Fig 2. Evaluation of the antibody quality in terms of spotting concentration, on-chip functionality and specificity.

(A) Two different scFvs antibodies, denoted as scFv1 (against complement protein C5) and scFv2 (against Myomesin 2), were dispensed in quintuplicate at three different concentrations, stock solution, 1:2 dilution and 1:4 dilution. The microarray was processed using a biotinylated serum sample. A scanner setting of 10 μm resolution, using 70% PMT gain and 90% laser power was used. (B) ScFv3 (anti-C1q) was spotted in 6 different concentrations, each in 12 replicate spots.
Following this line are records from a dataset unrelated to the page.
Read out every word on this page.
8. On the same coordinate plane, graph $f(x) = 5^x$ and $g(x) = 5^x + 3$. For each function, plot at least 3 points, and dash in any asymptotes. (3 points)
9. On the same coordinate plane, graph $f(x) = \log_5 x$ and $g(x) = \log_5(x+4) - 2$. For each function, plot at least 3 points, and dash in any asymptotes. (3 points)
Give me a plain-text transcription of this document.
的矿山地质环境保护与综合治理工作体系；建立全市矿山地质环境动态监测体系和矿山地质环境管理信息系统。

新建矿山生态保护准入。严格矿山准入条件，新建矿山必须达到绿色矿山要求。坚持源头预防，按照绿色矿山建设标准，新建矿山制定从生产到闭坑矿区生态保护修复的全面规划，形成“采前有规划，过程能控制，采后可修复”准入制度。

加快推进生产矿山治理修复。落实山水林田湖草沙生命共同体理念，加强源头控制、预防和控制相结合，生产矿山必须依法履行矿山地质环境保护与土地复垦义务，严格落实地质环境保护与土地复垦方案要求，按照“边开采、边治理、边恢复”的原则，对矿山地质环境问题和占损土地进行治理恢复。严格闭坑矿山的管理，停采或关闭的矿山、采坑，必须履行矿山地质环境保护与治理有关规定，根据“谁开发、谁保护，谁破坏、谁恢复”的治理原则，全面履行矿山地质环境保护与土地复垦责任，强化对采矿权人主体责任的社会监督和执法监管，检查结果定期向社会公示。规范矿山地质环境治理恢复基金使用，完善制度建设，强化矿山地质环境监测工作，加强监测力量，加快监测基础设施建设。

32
The microarray was processed using pure antigen (5 nM pure Alexa 647-labeled C1q) and scanned at 10 μm resolution, using 60% PMT gain and 90% laser power. (C) Protein expression profiling of biotinylated serum sample. Several antibody clones directed towards the same antigen but against different epitopes were used, targeting Apolipoprotein-A4 (Apo-A4, n = 3), Complement factor 3 (C3, n = 6), Cystatin C (n = 4) and Monocyte Chemoattractant Protein-1 (MCP-1, n = 9). The observed signal intensities are given, in terms of fold change, in diseased vs. healthy samples.